Bu eseri yapan sanatçının kim olduğu bilinmiyor. İmzasında "Master of Paul and Barnabas" yazıyor sadece. Eserin ismi de "Kefernaum'da topalların iyileşmesi" 

the healing of the lame at capernaum

 Müze kapandığı için bizi dışarı çıkartana kadar hızlı hızlı elimden geldiğince fazla odaya girdim. Çıkınca o kadar yorulmuş ve acıkmıştım ki hemen kendime hem ucuz hem de doyurucu ve enerji verici bir şeyler almam gerektiğini düşündüm. Bir de telefonumu şarj etme kabusu vardı tabi. Zaten pili çok iyi olmayan telefonumu gün içinde bulabilirsem yemek yediğim yerde şarj ediyordum. Bu sebeple turistik merkezden biraz uzaklaşıp yerel halkın yemek yediği bir restoran bulmak amacıyla, bilmediğim bir caddede yürümeye başladım. Gittiğim bölge afrika kökenli nüfusun yoğun olduğu bir yermiş. Ben de küçük bir google aramasıyla bir Senegal restoranını gözüme kestirmiştim. Fakat restoranın yanına gidince hem çevrede üstüme toplanan bakışlara hem de içerisinin gözükmemesine dayanarak bu heyecanımdan vazgeçtim. Ana caddeye döndüğümde karşıma Exki diye bir sağlıklı yemek zincirinin restoranı çıktı. Hem hijyenik gözüküyordu hem de masalarda prizleri vardı. Aşağıdaki yemeği 16,5 €'ya yedim. 


  Enerjimi ve telefon şarjımı fulledikten sonra şehir merkezine doğru yola koyuldum. Hava henüz kararmamıştı ve Brüksel bana halen yapacak şeyler vaad ediyordu. 

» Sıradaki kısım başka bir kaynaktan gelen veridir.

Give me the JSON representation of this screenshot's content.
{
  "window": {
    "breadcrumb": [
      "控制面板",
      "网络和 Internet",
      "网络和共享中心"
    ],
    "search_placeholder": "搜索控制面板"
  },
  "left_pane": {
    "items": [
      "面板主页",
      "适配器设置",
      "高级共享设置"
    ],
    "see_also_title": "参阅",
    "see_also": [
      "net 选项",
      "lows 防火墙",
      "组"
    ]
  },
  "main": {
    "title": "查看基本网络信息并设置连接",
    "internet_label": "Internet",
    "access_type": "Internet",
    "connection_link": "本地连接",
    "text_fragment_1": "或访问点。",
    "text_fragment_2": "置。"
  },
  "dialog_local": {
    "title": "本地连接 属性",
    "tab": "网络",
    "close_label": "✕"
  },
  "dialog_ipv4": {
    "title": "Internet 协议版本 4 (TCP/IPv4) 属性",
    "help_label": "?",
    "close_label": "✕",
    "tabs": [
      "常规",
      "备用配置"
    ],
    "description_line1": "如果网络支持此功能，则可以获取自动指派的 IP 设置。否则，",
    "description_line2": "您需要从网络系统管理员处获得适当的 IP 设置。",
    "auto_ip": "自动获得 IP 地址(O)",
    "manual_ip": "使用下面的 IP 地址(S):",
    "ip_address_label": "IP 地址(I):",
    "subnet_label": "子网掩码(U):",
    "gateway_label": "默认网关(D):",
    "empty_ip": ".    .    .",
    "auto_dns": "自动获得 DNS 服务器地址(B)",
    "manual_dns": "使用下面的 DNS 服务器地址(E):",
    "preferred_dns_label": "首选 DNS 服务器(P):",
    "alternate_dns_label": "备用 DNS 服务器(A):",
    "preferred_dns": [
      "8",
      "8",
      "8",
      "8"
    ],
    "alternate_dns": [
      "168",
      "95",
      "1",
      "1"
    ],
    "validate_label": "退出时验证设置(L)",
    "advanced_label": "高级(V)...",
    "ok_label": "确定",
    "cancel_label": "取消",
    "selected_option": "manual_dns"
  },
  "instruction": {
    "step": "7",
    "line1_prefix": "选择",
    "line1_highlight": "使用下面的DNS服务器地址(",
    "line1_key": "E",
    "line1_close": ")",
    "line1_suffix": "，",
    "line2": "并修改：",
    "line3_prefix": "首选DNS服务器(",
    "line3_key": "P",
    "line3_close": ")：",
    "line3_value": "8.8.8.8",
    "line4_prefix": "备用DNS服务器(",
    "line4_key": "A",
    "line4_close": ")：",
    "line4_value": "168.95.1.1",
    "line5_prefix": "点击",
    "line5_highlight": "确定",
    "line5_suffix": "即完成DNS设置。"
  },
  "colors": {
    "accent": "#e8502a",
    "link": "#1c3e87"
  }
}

Şehir merkezine doğru giderken yolumun üstündeki Saint Jacques-sur-Coudenberg kilisesine de adettendir diyerek girdim. Şöyle hızlıca içerisini dolaşıp tadilattaki kraliyet sarayının önünden geçerek yola devam ettim. 


Yurtdışında duvar yazıları ve böyle ilanlar çok hoşuma gidiyor. Gayet yaratıcı bir tasarımcı kardeşimiz. Eğer tasarım ihtiyacınız varsa iletişimi görselde. 



Brükselin en ünlü meydanına kadar yürüdüm. Aklımda bu bölgeye toplanmış barlardan birine girip bir kaç farklı Belçika birası tatmak vardı. Daha önce de dediğim gibi yurtdışında geziyorsanız ve kısıtlı zamanınız varsa ne kadar hasta olduğunuzun bir önemi yok. Barlar sokağı diye tabir edebileceğimiz yere girdiğimde karşıma ünlü Manneken Pis'in çaprazında daha önce Brüksel'e geldiğimde fark etmediğim Janneke Pis heykeli çıktı. 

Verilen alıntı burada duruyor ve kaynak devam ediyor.